The girls loved Martha, and I had a love/hate relationship with her. Mostly I loved her too, she was helping us. But some days I just could barely work up any words for her. Those were the days I just hated our situation. I hated that she even had to be there. I was pretty moody sometimes, but then again, I was very pregnant.

Normally, one of the things I really liked about being pregnant was that I was relieved of bath duty. Bathing small children with a pregnant belly isn’t much fun. Not sure if all of you are aware of this or not, but you can’t exactly bend over when pregnant. You can tilt, you can squat, you can crouch, but you can not bend or fold in half in any way. The baby blocks that from happening. During this pregnancy, because PW was so sick, I bathed the girls by myself. Some days I was pretty sad doing it. I think I even cried sometimes. It stunk. (dare I say I was robbed of my experience??)

Two weeks before our little guy was born, I went in for an induction. PW wanted to push off a week of the chemo because of Thanksgiving. He would have had to do his infusions in the hospital, which would have taken even longer on Thanksgiving day and the day after, so it was decided to push it off a week. This is when we decided to induce to avoid the possibility of my going into labor while PW was at a chemo infusion.

Needless to say, after 14 hours the induction didn’t work. I wasn’t willing to go the extra mile to ensure the arrival of our little guy so we packed it up and went home. I decided at that point the baby wasn’t allowed to come out until at least 2 days after his next round of chemo. It worked.

My labor started on December 4th 2001 and our little buddy was born very early in the morning on December 5th. He came via face presentation, which is when a baby comes out face first instead of top of head first. Aside from being very, very bruised he was perfect. It wasn’t the experience I had hoped for, at all, or thought I deserved but he is very much a great little guy. I don’t discount that. I do, however, feel robbed of an easier childbirth experience.

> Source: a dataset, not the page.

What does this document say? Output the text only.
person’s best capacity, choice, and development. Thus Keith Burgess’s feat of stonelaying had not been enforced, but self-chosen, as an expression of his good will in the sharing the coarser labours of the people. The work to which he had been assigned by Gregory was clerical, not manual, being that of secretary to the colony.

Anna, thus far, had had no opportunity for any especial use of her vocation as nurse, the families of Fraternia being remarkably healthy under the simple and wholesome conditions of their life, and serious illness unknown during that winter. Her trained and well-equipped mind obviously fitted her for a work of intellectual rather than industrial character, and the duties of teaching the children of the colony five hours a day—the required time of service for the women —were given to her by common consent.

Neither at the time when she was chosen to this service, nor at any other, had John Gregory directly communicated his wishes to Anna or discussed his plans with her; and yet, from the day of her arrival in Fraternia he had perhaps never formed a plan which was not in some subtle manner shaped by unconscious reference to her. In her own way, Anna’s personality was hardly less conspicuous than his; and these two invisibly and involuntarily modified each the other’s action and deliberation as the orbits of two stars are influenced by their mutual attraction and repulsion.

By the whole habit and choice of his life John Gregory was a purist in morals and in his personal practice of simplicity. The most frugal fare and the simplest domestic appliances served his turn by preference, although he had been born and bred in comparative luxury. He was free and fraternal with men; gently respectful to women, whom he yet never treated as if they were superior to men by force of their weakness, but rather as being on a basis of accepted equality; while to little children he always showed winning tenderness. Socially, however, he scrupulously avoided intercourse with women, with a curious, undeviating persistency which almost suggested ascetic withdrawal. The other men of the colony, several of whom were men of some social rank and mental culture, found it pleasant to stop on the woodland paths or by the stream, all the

PW’s last round of chemo was when the little buddy was 1.5 weeks old. I was on duty with the kids 24/7 because PW’s energy levels really plummeted as more chemo entered his body. To say having 3 kids under three and no help from your spouse isn’t easy is an understatement. It was torture in many ways, especially when the baby started to cry every single night. But we all managed and when Christmas rolled around that year we were just happy to have the chemo under our belt. Our only obstacle left was the possible lung resection to remove any possible residual mass.

When the little buddy was 5 weeks old, the same week our then 19 month old suffered a green stick fracture to her leg, PW underwent a lobectomy at a hospital in Chicago. After a 5 night stay in the hospital, one night of which every single child in this house woke 3 times, PW came home with the news that the residual mass was strictly scar tissue, the best case scenario.

We are blessed with a happy and healthy family. We appreciate what we have. We value our days because we realize that at the drop of a hat everything can change. All of these good things somehow do not eliminate the feeling I have about those last couple of months of my pregnancy and the couple of months following. Some days (especially in the fall when I have thoughts of our experience right at hand because I’m a date person) I can’t get my oldest daughters words out of my head from that time. She used to refer to PW bald head, “bare hair”. Toward the end of the ordeal I was telling the girls that daddy’s hair would be back soon and my oldest (3 at the time) said, “he’ll be our daddy again when he doesn’t have bare hair”. That still brings tears to my eyes.

I was robbed, not doubt about it. But as I clearly know, it could have been worse. And let me tell you that those words and that belief is what got me through every single day, robbed or not.